Одно — голубое, почти французское, с Эйфелевой башней на ярлычке, хотя и пошитое в Сирии, украшенная бисером грудь, кайма по подолу золотистая, бисерная, оно мыслилось в горячем воздухе сцены, оно заливалось: эх полным-полна коробочка. Другое — черное, романтическое, со многими оборками и нижней юбкой, с кружевами: и шляпа с траурными перьями, и в кольцах узкая рука. Траур богатой вдовушки, осчастливленной смертью своего старичка. В 1976 году, то есть уже много лет назад, находясь в стареньких братниных джинсах и в майке с портретом итальянской киноактрисы на груди, Агнесса была представлена двум этим высокопоставленным платьям и пожелала их, как счастья. Она стала терпеливо пасти их у одной знакомой, жены гребца международного класса. У того что ни взмах весла, то наряд жене или побрякушка. Знакомая давно и успешно сотрудничала с комиссионным магазином, куда одно за другим благополучно уплывали ее платья, полушубки, сапожки, ботиночки. Все это в отделы, заметим по секрету, не попадало, приемщица Валя звонила о вещичках своим подругам, они моментально являлись на звон и уводили под руку приглянувшиеся наряды. Но, как ни странно, платья успевали пропитаться запахом комиссионки, пожилым запахом пресной пыли и слежавшихся вещей, и потом никакая лаванда не могла вытравить его; мгновенно, как цианистый калий, он поражал весь гардероб, комнату, квартиру, дом — все пахло подержанной вещью; убитая запахом, вещь не дышала. Агнессины два платья, быстро надоев супруге гребца, тоже засобирались было в комиссионку, но тут явилась Агнесса со своими ста рублями. Подруга вдруг передумала: то ли ей стало жалко Агнессу — платья-то были простые, хэбэшные, — то ли ей стало жалко сами платья. Она сказала: поношу еще немного. Обещанное затянулось, потому что у гребца что-то там произошло, что-то он растянул в спине, догребся, одним словом, и стал неперспективным, таким образом, тема новых вещей исчерпала себя. Как только подруга это поняла, она позвонила Агнессе. В горячий летний день Агнесса вышла от нее в полуфранцузском, голубом, держа под мышкой в газете черное, и на этом ее дружба с женой гребца кончилась. К этому моменту ей исполнилось тридцать лет, и мелодия ее жизни достигла, может быть, своей ведущей темы...
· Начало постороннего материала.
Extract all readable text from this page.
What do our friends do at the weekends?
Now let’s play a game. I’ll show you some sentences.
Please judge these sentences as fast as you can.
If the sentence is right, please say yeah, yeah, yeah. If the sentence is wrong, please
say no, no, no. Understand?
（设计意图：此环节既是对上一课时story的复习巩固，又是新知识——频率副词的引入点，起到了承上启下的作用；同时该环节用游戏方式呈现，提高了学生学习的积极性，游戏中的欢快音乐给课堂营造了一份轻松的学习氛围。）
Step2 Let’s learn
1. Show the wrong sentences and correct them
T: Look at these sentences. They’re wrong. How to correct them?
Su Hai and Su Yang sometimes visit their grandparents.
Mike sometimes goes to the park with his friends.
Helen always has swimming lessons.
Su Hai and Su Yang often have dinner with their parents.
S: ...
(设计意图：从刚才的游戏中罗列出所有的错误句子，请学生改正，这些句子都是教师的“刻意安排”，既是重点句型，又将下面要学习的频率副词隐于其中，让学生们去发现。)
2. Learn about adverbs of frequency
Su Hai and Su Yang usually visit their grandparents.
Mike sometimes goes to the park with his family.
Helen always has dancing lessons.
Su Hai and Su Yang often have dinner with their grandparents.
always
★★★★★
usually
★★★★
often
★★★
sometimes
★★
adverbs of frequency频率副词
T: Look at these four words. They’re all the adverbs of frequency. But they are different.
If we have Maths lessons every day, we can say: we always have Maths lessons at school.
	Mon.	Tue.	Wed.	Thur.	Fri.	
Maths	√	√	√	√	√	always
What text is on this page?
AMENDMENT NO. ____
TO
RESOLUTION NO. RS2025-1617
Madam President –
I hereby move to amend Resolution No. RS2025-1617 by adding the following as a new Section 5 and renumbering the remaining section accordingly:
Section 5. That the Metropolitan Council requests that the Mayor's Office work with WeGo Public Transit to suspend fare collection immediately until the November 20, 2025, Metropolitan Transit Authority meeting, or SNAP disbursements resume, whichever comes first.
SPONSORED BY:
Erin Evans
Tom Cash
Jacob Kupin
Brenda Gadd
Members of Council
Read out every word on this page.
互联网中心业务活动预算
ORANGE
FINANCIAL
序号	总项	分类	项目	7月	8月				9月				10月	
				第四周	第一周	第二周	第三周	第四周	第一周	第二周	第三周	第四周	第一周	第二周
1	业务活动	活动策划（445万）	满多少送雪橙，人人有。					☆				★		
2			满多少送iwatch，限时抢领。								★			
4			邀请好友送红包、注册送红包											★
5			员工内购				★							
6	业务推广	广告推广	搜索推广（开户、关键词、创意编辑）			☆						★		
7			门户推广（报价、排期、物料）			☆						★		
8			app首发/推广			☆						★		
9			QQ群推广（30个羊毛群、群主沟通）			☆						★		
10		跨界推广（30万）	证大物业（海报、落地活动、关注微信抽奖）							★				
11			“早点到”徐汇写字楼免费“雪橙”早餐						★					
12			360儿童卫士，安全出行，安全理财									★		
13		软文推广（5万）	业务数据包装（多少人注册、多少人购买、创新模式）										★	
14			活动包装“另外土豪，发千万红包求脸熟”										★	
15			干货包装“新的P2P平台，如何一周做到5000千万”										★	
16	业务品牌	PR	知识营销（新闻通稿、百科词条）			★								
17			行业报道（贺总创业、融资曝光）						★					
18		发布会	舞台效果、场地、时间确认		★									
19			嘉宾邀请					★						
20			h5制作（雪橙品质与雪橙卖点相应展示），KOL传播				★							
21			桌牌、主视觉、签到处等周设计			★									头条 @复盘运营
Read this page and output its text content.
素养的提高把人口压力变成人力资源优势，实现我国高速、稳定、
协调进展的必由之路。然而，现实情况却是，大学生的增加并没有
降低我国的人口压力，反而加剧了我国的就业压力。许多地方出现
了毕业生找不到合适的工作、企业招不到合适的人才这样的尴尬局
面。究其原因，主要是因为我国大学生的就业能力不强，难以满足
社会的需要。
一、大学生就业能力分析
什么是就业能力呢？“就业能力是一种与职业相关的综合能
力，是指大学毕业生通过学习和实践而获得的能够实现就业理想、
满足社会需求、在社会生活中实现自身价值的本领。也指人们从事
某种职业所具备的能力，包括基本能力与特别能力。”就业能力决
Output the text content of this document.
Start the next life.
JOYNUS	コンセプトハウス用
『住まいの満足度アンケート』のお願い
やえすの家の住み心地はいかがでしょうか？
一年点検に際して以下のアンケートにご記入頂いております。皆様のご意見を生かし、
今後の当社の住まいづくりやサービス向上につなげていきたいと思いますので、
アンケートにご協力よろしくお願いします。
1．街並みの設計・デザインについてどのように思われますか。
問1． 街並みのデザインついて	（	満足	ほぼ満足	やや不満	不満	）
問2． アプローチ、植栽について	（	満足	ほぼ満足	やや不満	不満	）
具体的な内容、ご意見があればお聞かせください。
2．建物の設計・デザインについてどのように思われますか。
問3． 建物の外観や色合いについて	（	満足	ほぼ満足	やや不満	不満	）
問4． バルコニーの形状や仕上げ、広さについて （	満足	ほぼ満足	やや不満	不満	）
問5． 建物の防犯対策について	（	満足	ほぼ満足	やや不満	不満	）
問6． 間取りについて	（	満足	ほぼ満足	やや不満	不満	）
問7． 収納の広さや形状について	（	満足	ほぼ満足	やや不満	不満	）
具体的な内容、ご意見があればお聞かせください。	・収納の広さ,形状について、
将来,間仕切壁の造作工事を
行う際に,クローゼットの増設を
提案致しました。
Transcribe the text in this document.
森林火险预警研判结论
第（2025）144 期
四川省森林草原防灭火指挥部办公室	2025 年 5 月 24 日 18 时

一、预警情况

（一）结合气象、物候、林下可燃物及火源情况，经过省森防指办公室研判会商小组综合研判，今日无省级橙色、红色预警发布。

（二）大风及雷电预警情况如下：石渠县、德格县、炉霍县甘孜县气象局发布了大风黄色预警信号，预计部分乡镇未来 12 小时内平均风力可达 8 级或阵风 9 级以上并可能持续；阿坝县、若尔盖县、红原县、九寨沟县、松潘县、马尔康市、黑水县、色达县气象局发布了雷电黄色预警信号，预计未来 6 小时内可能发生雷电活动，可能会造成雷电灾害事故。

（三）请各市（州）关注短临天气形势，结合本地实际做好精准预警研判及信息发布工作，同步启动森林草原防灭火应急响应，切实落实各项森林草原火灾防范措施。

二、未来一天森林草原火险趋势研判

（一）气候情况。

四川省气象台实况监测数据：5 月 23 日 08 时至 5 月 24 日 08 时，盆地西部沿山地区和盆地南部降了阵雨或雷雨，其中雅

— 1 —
Агнесса вошла в платья, как входят в сводящую судорогой ледяную воду; стоя по горло в его блеске, она с отчаянием думала: надо плыть. Может быть, ей казалось, что на нее показывают пальцами. Люди просто шли себе мимо и правда думали: надо же! Агнесса встряхнула гривой, в которой тоненько шуршала первая седина, и отважно тронулась дальше. Тут что-то укололо ее в сердце, какое-то знание о себе, иначе называемое предчувствием. Вообще-то это был уже не первый случай опоздания подарков на праздник ее жизни: в детстве принципиальные родители так ограничивали ее в сладком, что все первые зарплаты она тратила исключительно на шоколад, пока не наелась его на двадцать лет назад. Наевшись, она захотела красивого платья, но таких денег не было, Агнесса все чего-то ждала, в то время как молодость, неслышно ударяя веслами по воде, уходила от ее преследования. Так ей казалось. Как за куст ракиты над рекой, она уцепилась за платья, буквально впилась в них своими вовсе не цепкими, не сильными большими руками. Но этот неистребимый запах комиссионки! А ведь, напомним, вещи туда так и не попали, только мысль о комиссионке коснулась их, только бесплотная мысль.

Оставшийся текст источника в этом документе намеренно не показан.